Mohamed Hedi Abdellaoui
05 Octobre 2015•Mise à jour: 06 Octobre 2015
AA/ Dakar/ Alioune Badara
Figurant dans le giron des rares pays africains à n’avoir jamais connu de coup d’état, le Sénégal compte trois anciens présidents de la République. Pour ces trois anciens leaders, l'après pouvoir n'était pas toujours une jouvence.

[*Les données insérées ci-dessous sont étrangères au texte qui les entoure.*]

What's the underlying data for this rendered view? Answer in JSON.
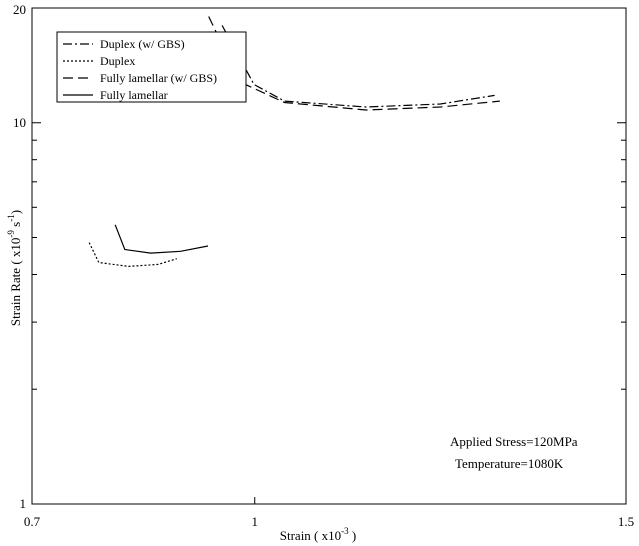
{
  "chart_data": {
    "type": "line",
    "title": "",
    "xlabel": {
      "base": "Strain  ( x10",
      "sup": "-3",
      "tail": " )"
    },
    "ylabel": {
      "base": "Strain Rate ( x10",
      "sup1": "-9",
      "mid": " s",
      "sup2": "-1",
      "tail": ")"
    },
    "xlim": [
      0.7,
      1.5
    ],
    "ylim": [
      1,
      20
    ],
    "yscale": "log",
    "x_ticks": [
      {
        "value": 0.7,
        "label": "0.7"
      },
      {
        "value": 1.0,
        "label": "1"
      },
      {
        "value": 1.5,
        "label": "1.5"
      }
    ],
    "y_ticks": [
      {
        "value": 1,
        "label": "1"
      },
      {
        "value": 10,
        "label": "10"
      },
      {
        "value": 20,
        "label": "20"
      }
    ],
    "y_minor_ticks": [
      2,
      3,
      4,
      5,
      6,
      7,
      8,
      9
    ],
    "legend_position": "top-left",
    "annotations": [
      "Applied Stress=120MPa",
      "Temperature=1080K"
    ],
    "series": [
      {
        "name": "Duplex (w/ GBS)",
        "style": "dashdot",
        "x": [
          0.956,
          0.999,
          1.04,
          1.15,
          1.25,
          1.323
        ],
        "y": [
          18.0,
          12.6,
          11.4,
          11.0,
          11.2,
          11.8
        ]
      },
      {
        "name": "Duplex",
        "style": "dotted",
        "x": [
          0.777,
          0.79,
          0.83,
          0.87,
          0.895
        ],
        "y": [
          4.85,
          4.3,
          4.2,
          4.25,
          4.4
        ]
      },
      {
        "name": "Fully lamellar (w/ GBS)",
        "style": "dashed",
        "x": [
          0.938,
          0.98,
          1.04,
          1.15,
          1.25,
          1.33
        ],
        "y": [
          19.0,
          12.8,
          11.3,
          10.8,
          11.0,
          11.4
        ]
      },
      {
        "name": "Fully lamellar",
        "style": "solid",
        "x": [
          0.812,
          0.825,
          0.86,
          0.9,
          0.937
        ],
        "y": [
          5.4,
          4.65,
          4.55,
          4.6,
          4.75
        ]
      }
    ]
  }
}
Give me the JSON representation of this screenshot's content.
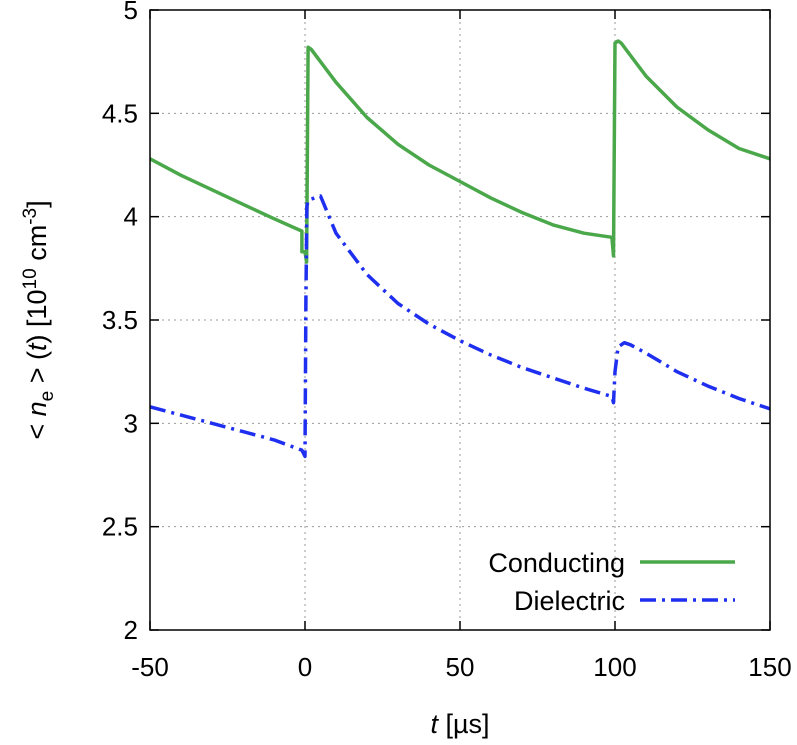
{
  "chart_data": {
    "type": "line",
    "xlabel": {
      "var": "t",
      "unit": " [µs]"
    },
    "ylabel": {
      "prefix": "< ",
      "var": "n",
      "sub": "e",
      "mid": " > (",
      "var2": "t",
      "mid2": ") [10",
      "exp": "10",
      "unit": " cm",
      "unit_exp": "-3",
      "end": "]"
    },
    "xlim": [
      -50,
      150
    ],
    "ylim": [
      2,
      5
    ],
    "xticks": [
      -50,
      0,
      50,
      100,
      150
    ],
    "xtick_labels": [
      "-50",
      "0",
      "50",
      "100",
      "150"
    ],
    "yticks": [
      2,
      2.5,
      3,
      3.5,
      4,
      4.5,
      5
    ],
    "ytick_labels": [
      "2",
      "2.5",
      "3",
      "3.5",
      "4",
      "4.5",
      "5"
    ],
    "grid": true,
    "legend_position": "bottom-right",
    "series": [
      {
        "name": "Conducting",
        "color": "#4aa84a",
        "style": "solid",
        "x": [
          -50,
          -40,
          -30,
          -20,
          -10,
          -1,
          -1,
          0,
          0.5,
          1,
          2,
          5,
          10,
          20,
          30,
          40,
          50,
          60,
          70,
          80,
          90,
          99,
          99.5,
          99.5,
          100,
          101,
          102,
          105,
          110,
          120,
          130,
          140,
          150
        ],
        "y": [
          4.28,
          4.2,
          4.13,
          4.06,
          3.99,
          3.93,
          3.83,
          3.83,
          3.78,
          4.82,
          4.81,
          4.75,
          4.65,
          4.48,
          4.35,
          4.25,
          4.17,
          4.09,
          4.02,
          3.96,
          3.92,
          3.9,
          3.81,
          3.81,
          4.84,
          4.85,
          4.84,
          4.78,
          4.68,
          4.53,
          4.42,
          4.33,
          4.28
        ]
      },
      {
        "name": "Dielectric",
        "color": "#1f2ff0",
        "style": "dashdot",
        "x": [
          -50,
          -40,
          -30,
          -20,
          -10,
          -1,
          0,
          0.3,
          0.6,
          1,
          3,
          5,
          10,
          20,
          30,
          40,
          50,
          60,
          70,
          80,
          90,
          99,
          99.5,
          100,
          101,
          103,
          105,
          110,
          120,
          130,
          140,
          150
        ],
        "y": [
          3.08,
          3.04,
          3.0,
          2.96,
          2.92,
          2.87,
          2.84,
          3.6,
          4.05,
          4.08,
          4.09,
          4.1,
          3.92,
          3.72,
          3.58,
          3.48,
          3.4,
          3.33,
          3.27,
          3.22,
          3.17,
          3.13,
          3.1,
          3.25,
          3.37,
          3.39,
          3.38,
          3.34,
          3.25,
          3.18,
          3.12,
          3.07
        ]
      }
    ]
  }
}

Il s’agit de Léopold Sedar Senghor (1960-1980), Abdou Diouf (1981-2000) et Abdoulaye Wade (2000-2012). Ces anciens hommes forts de Dakar qui se sont succédé à la tête de l’Etat ont eu des sorties bien différentes.
Léopold Senghor s’est volontairement démis de ses charges présidentielles trois ans avant la fin de son cinquième mandat.

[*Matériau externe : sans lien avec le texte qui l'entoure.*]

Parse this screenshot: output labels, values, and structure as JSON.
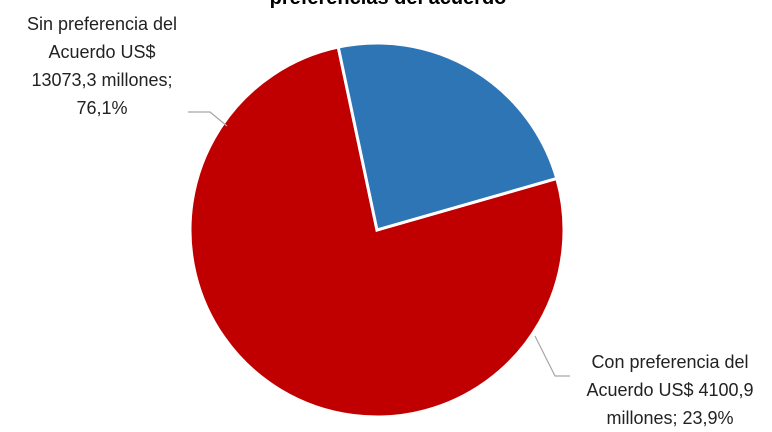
{
  "chart_data": {
    "type": "pie",
    "title": "preferencias del acuerdo",
    "slices": [
      {
        "label_lines": [
          "Sin preferencia del",
          "Acuerdo US$",
          "13073,3 millones;",
          "76,1%"
        ],
        "value": 13073.3,
        "percent": 76.1,
        "color": "#c00000"
      },
      {
        "label_lines": [
          "Con preferencia del",
          "Acuerdo US$ 4100,9",
          "millones; 23,9%"
        ],
        "value": 4100.9,
        "percent": 23.9,
        "color": "#2e75b6"
      }
    ],
    "legend": "none"
  }
}
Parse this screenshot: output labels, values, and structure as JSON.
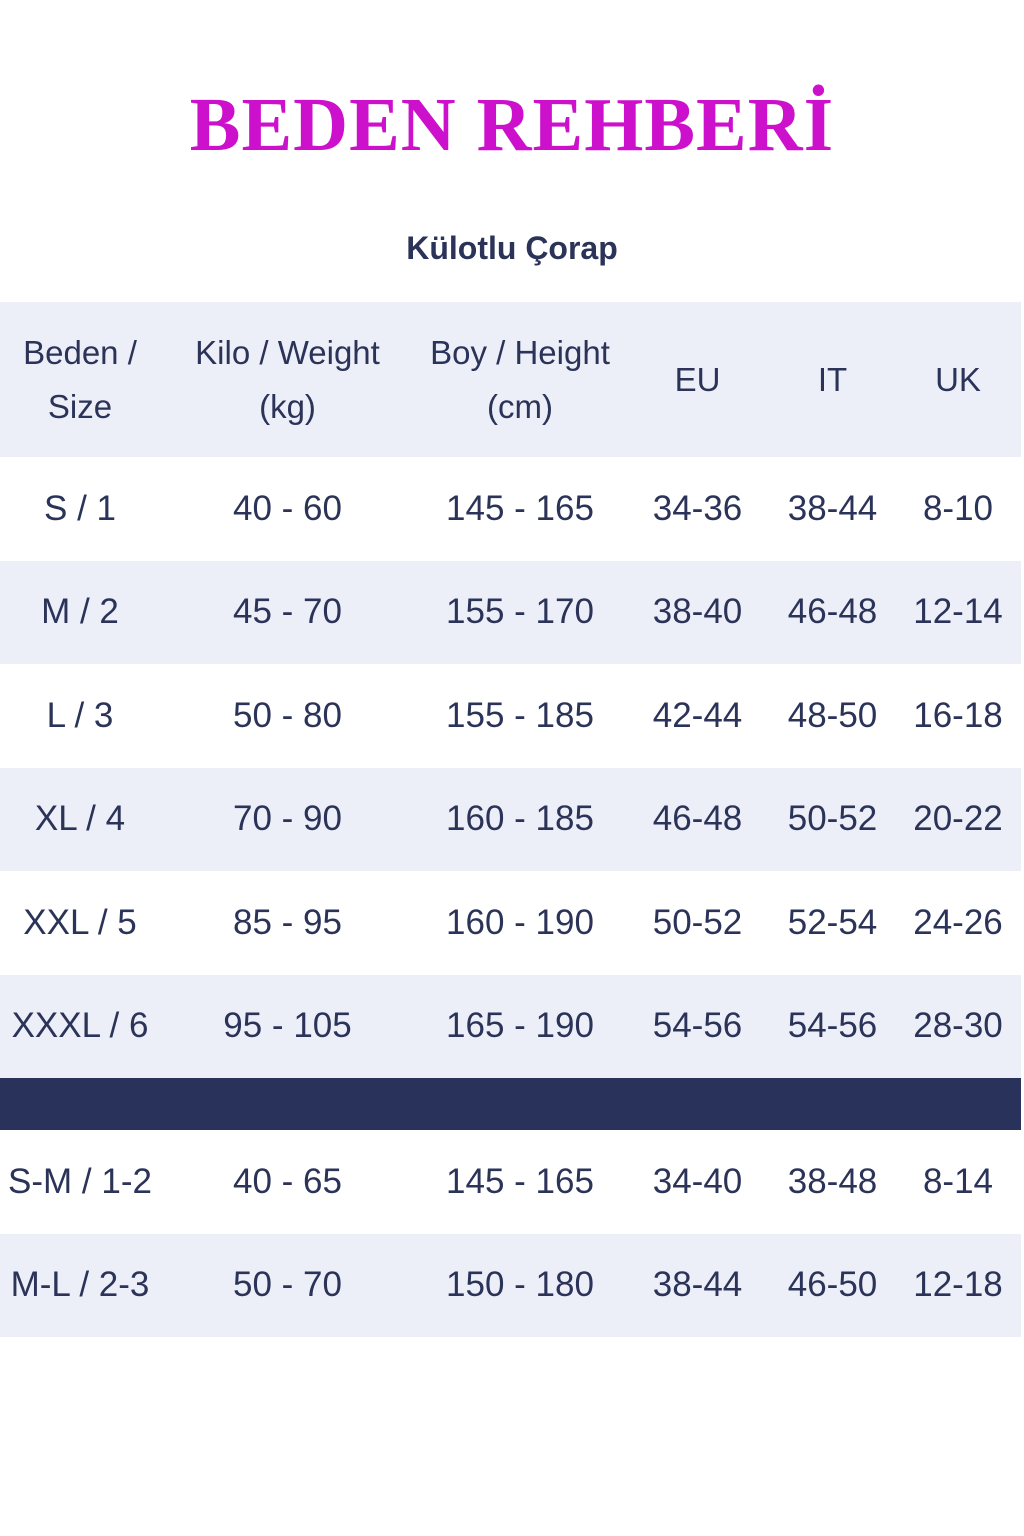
{
  "title": "BEDEN REHBERİ",
  "subtitle": "Külotlu Çorap",
  "colors": {
    "title": "#cc10cc",
    "text": "#2b3358",
    "row_alt": "#edeff8",
    "band": "#29325a"
  },
  "table": {
    "headers": [
      [
        "Beden /",
        "Size"
      ],
      [
        "Kilo / Weight",
        "(kg)"
      ],
      [
        "Boy / Height",
        "(cm)"
      ],
      [
        "EU"
      ],
      [
        "IT"
      ],
      [
        "UK"
      ]
    ],
    "rows": [
      [
        "S / 1",
        "40 - 60",
        "145 - 165",
        "34-36",
        "38-44",
        "8-10"
      ],
      [
        "M / 2",
        "45 - 70",
        "155 - 170",
        "38-40",
        "46-48",
        "12-14"
      ],
      [
        "L / 3",
        "50 - 80",
        "155 - 185",
        "42-44",
        "48-50",
        "16-18"
      ],
      [
        "XL / 4",
        "70 - 90",
        "160 - 185",
        "46-48",
        "50-52",
        "20-22"
      ],
      [
        "XXL / 5",
        "85 - 95",
        "160 - 190",
        "50-52",
        "52-54",
        "24-26"
      ],
      [
        "XXXL / 6",
        "95 - 105",
        "165 - 190",
        "54-56",
        "54-56",
        "28-30"
      ]
    ],
    "rows2": [
      [
        "S-M / 1-2",
        "40 - 65",
        "145 - 165",
        "34-40",
        "38-48",
        "8-14"
      ],
      [
        "M-L / 2-3",
        "50 - 70",
        "150 - 180",
        "38-44",
        "46-50",
        "12-18"
      ]
    ]
  }
}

Homme de lettre doublé d’un poète, il intègre l’Académie française en juin 1983 devenant ainsi le premier africain à siéger à cette institution. Senghor se consacre à nouveau, jusqu’en 1993, à la production d’œuvres littéraires cristallisées sur le concept de la Négritude.
Senghor a aussi été vice-président du haut conseil de la Francophonie dont il fut un des principaux initiateurs.
Reclus durant les dernières années de sa vie en France, il y décède en 2001 à l’âge de 95 ans. Durant le magistère de son successeur à la tête de l’Etat, il s’abstient du moindre commentaire sur la gestion de l’Etat. C’est ce que l’analyste politique Yoro Dia, directeur du cabinet de consulting politique Kys group, décrypte comme étant « la jurisprudence Senghor ».
Abdou Diouf a publiquement reconnu et accepté sa défaite à la présidentielle de 2000 qui s’est déroulée sans incidents majeurs ni heurts durant tout le processus électoral. Une sortie honorable saluée par la communauté internationale.
L’étape du pouvoir derrière lui, Diouf n’a pas vraiment chômé. Il se voit en effet confié les rênes de l’organisation internationale de la francophonie (OIF) le 20 octobre 2002. Poste auquel il sera reconduit à l’unanimité en 2006 et 2010.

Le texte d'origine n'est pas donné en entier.